One critical area is recusals. The nine justices are bound by the federal recusal law, which states that “any justice, judge or magistrate judge of the United States” must “disqualify himself in any proceeding in which his impartiality might reasonably be questioned”.
The statute goes on to require recusal in cases in which the judge’s “spouse or minor child residing in his household, has a financial interest … or any other interest that could be substantially affected by the outcome of the proceeding.”
Though no one disputes that supreme court justices are subject to the recusal law, the absence of an ethics code means that there is no provision for enforcing it. The actions of Thomas and his wife, Ginni, over January 6 exposed the problem.

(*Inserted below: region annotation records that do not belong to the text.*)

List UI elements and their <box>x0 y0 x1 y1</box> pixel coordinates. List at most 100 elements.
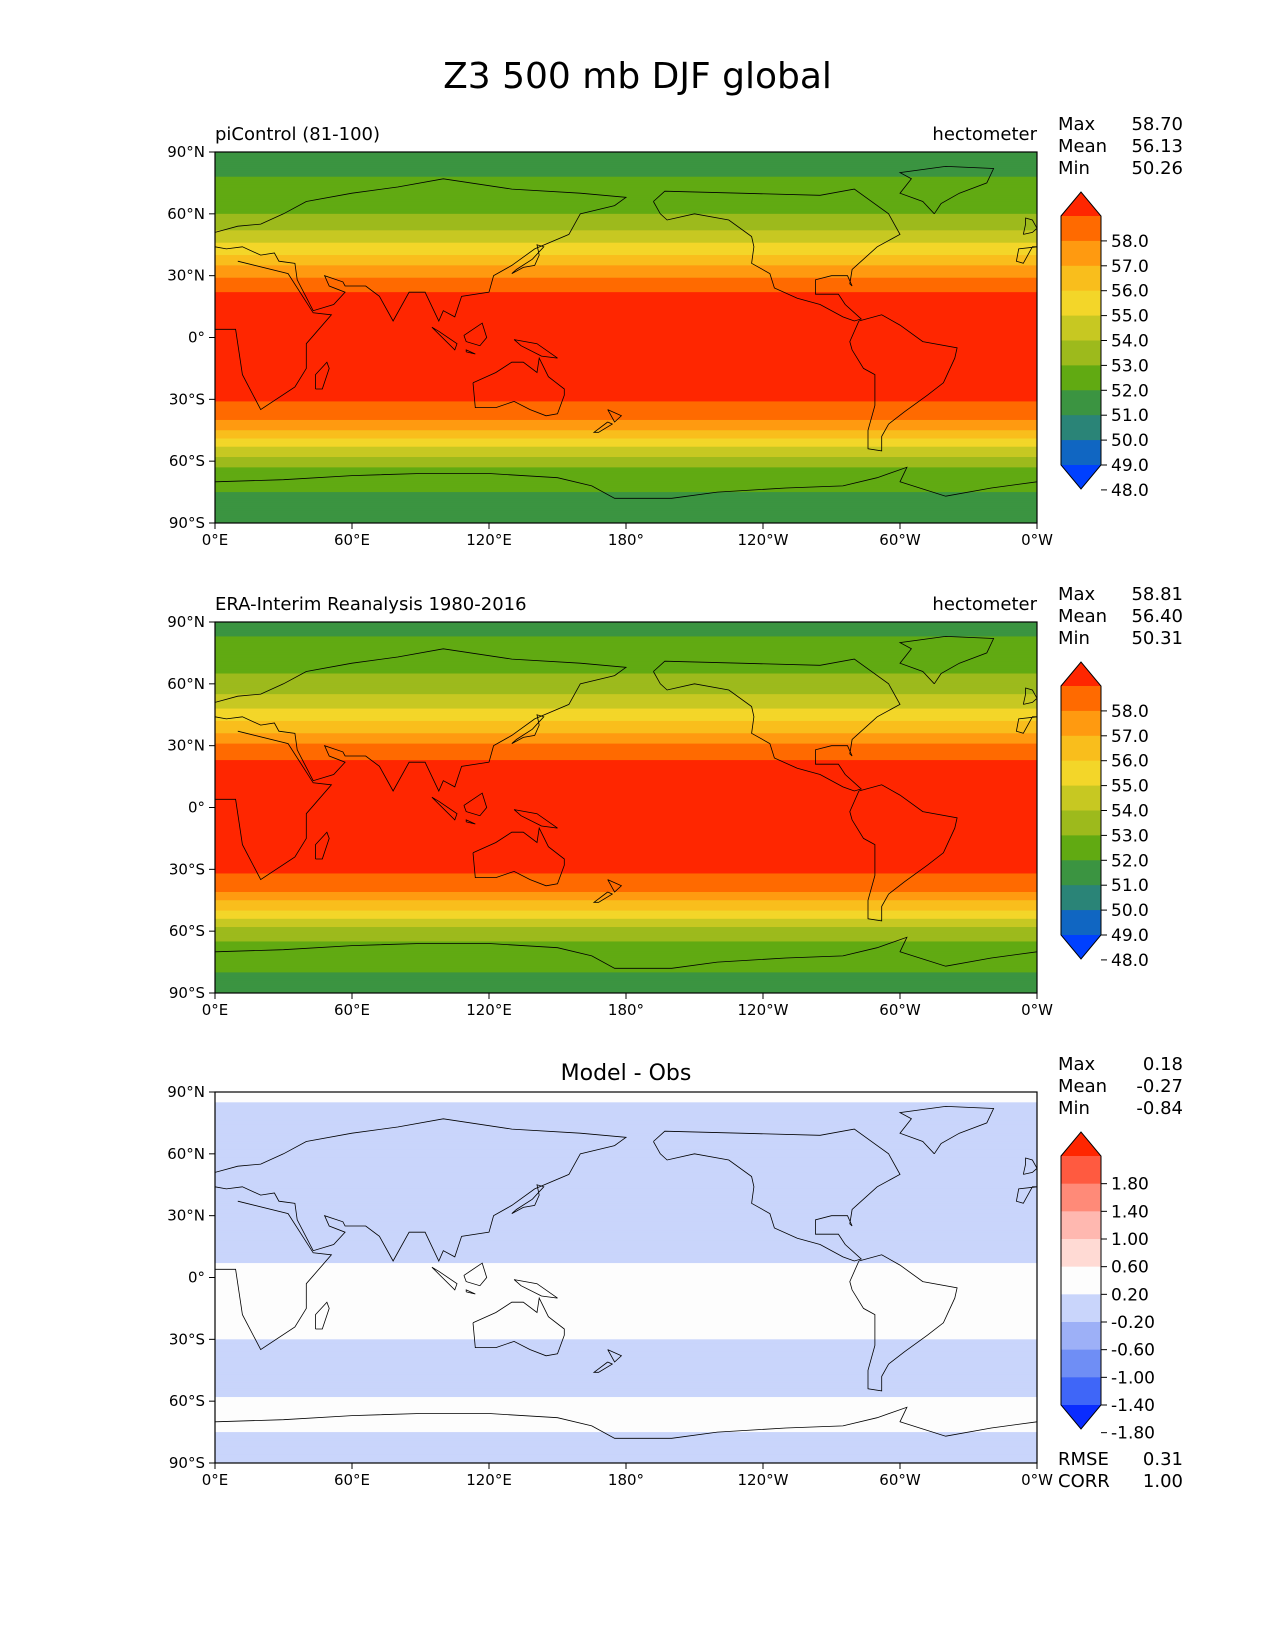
y-tick-label: 0° <box>188 799 205 817</box>
contour-band <box>215 1374 1037 1378</box>
contour-band <box>215 657 1037 660</box>
contour-band <box>215 869 1037 872</box>
contour-band <box>215 650 1037 654</box>
contour-band <box>215 968 1037 971</box>
contour-band <box>215 1386 1037 1390</box>
contour-band <box>215 1170 1037 1173</box>
contour-band <box>215 434 1037 438</box>
x-tick-label: 60°W <box>879 531 921 549</box>
contour-band <box>215 974 1037 978</box>
contour-band <box>215 1394 1037 1398</box>
contour-band <box>215 671 1037 675</box>
contour-band <box>215 1096 1037 1099</box>
contour-band <box>215 935 1037 938</box>
contour-band <box>215 828 1037 831</box>
contour-band <box>215 498 1037 501</box>
contour-band <box>215 347 1037 351</box>
coastline <box>653 1128 901 1262</box>
contour-band <box>215 514 1037 518</box>
contour-band <box>215 953 1037 957</box>
contour-band <box>215 461 1037 464</box>
contour-band <box>215 1149 1037 1153</box>
contour-band <box>215 1388 1037 1392</box>
colorbar-tick-label: -1.80 <box>1111 1424 1155 1444</box>
contour-band <box>215 407 1037 411</box>
y-tick-label: 30°S <box>169 390 205 408</box>
contour-band <box>215 1411 1037 1415</box>
contour-band <box>215 1256 1037 1260</box>
contour-band <box>215 1129 1037 1132</box>
contour-band <box>215 1359 1037 1363</box>
contour-band <box>215 642 1037 646</box>
contour-band <box>215 1215 1037 1219</box>
contour-band <box>215 154 1037 157</box>
contour-band <box>215 1349 1037 1353</box>
colorbar-tick-label: 1.00 <box>1111 1230 1149 1250</box>
contour-band <box>215 389 1037 392</box>
contour-field <box>215 622 1037 993</box>
contour-band <box>215 213 1037 217</box>
contour-band <box>215 1252 1037 1256</box>
contour-band <box>215 496 1037 499</box>
contour-band <box>215 174 1037 178</box>
contour-band <box>215 922 1037 926</box>
contour-band <box>215 1137 1037 1141</box>
contour-band <box>215 302 1037 306</box>
contour-band <box>215 914 1037 918</box>
contour-band <box>215 1448 1037 1452</box>
contour-band <box>215 1322 1037 1326</box>
coastline <box>431 796 458 821</box>
contour-band <box>215 729 1037 732</box>
y-tick-label: 90°S <box>169 514 205 532</box>
contour-band <box>215 924 1037 928</box>
contour-band <box>215 799 1037 802</box>
contour-band <box>215 1258 1037 1262</box>
colorbar-cell <box>1061 265 1101 292</box>
contour-band <box>215 902 1037 905</box>
contour-band <box>215 321 1037 324</box>
x-tick-label: 120°W <box>738 1001 789 1019</box>
x-tick-label: 120°W <box>738 531 789 549</box>
y-tick-label: 90°N <box>167 613 205 631</box>
contour-band <box>215 168 1037 172</box>
contour-band <box>215 335 1037 339</box>
contour-band <box>215 1324 1037 1328</box>
contour-band <box>215 380 1037 384</box>
contour-band <box>215 370 1037 374</box>
contour-band <box>215 706 1037 710</box>
contour-band <box>215 1403 1037 1406</box>
stat-value: 56.40 <box>1131 606 1183 627</box>
contour-band <box>215 846 1037 850</box>
contour-band <box>215 1147 1037 1151</box>
contour-band <box>215 1157 1037 1161</box>
contour-band <box>215 1172 1037 1176</box>
coastline <box>653 658 901 792</box>
colorbar-cell <box>1061 785 1101 811</box>
colorbar-cell <box>1061 290 1101 317</box>
contour-band <box>215 1421 1037 1425</box>
colorbar-cell <box>1061 686 1101 712</box>
contour-band <box>215 949 1037 953</box>
contour-band <box>215 1223 1037 1227</box>
coastline <box>215 1118 628 1262</box>
contour-band <box>215 865 1037 868</box>
contour-band <box>215 1384 1037 1388</box>
map-panel-2: 0°E 60°E 120°E 180° 120°W 60°W 0°W 90°N 60°N 30°N… <box>167 584 1183 1019</box>
coastline <box>653 188 901 322</box>
colorbar-tick-label: 55.0 <box>1111 307 1149 327</box>
contour-band <box>215 984 1037 988</box>
x-tick-label: 60°E <box>334 531 370 549</box>
contour-band <box>215 1318 1037 1322</box>
colorbar-tick-label: 56.0 <box>1111 282 1149 302</box>
contour-band <box>215 1236 1037 1239</box>
colorbar-cell <box>1061 216 1101 242</box>
colorbar-tick-label: 52.0 <box>1111 851 1149 871</box>
contour-band <box>215 1458 1037 1462</box>
contour-band <box>215 873 1037 877</box>
colorbar-tick-label: 51.0 <box>1111 876 1149 896</box>
contour-band <box>215 1405 1037 1408</box>
x-tick-label: 0°E <box>202 1001 229 1019</box>
colorbar-cell <box>1061 835 1101 861</box>
coastline <box>215 936 1037 969</box>
y-tick-label: 90°N <box>167 143 205 161</box>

“It’s very clear what the statute says, and it was equally clear that Thomas’s wife had an interest in the case, and yet he didn’t recuse,” Frost said. “So through his actions, Thomas demonstrated that he believes he doesn’t need to follow the law.”
The justices have tried to defend their uniquely unaccountable status by saying it preserves their legal independence and by pointing out that they are not fungible – unlike other judges who recuse themselves, they cannot be replaced. The chief justice, John Roberts, has insisted that the top court has no need to adopt an ethics code because “every justice seeks to follow high ethical standards”.

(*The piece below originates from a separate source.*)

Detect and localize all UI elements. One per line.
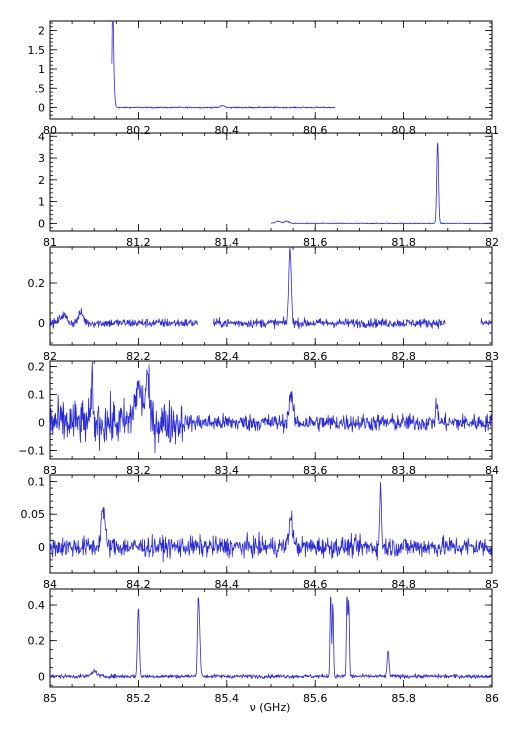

Which might be fine, were it not for the many recorded failings of those same justices. Fix the Court keeps tallies of ethical lapses and failures to recuse by current and former justices.
They disclose a litany of private plane rides, dinners and gifts, attendance at politically partisan events, and inconsistencies in financial disclosures. By far the longest entry is for Thomas, whose peccadilloes include attending a 2008 retreat in Palm Springs organized by the rightwing Koch brothers at a time when the duo were funding several litigants presenting to the top court.
Occasionally, there have been hints that the justices are aware that they have a problem and that they have discussed the possibility of ethical reform. In 2019, Elena Kagan told the House of Representatives that she and her eight peers were “very seriously” considering an ethics code.
Last month CNN reported that those “internal discussions” were ongoing, and that some justices were hoping to draft a code “in due course”. But it seems that unanimity is proving elusive and, as a result, the silence coming from the bench remains deafening.
“We are dealing with a pattern of neglect when it comes to the justices’ ethical responsibilities,” Roth said. “Our highest legal officials should adhere to a moral code against which they and the public can measure whether they are upholding their oath of office.”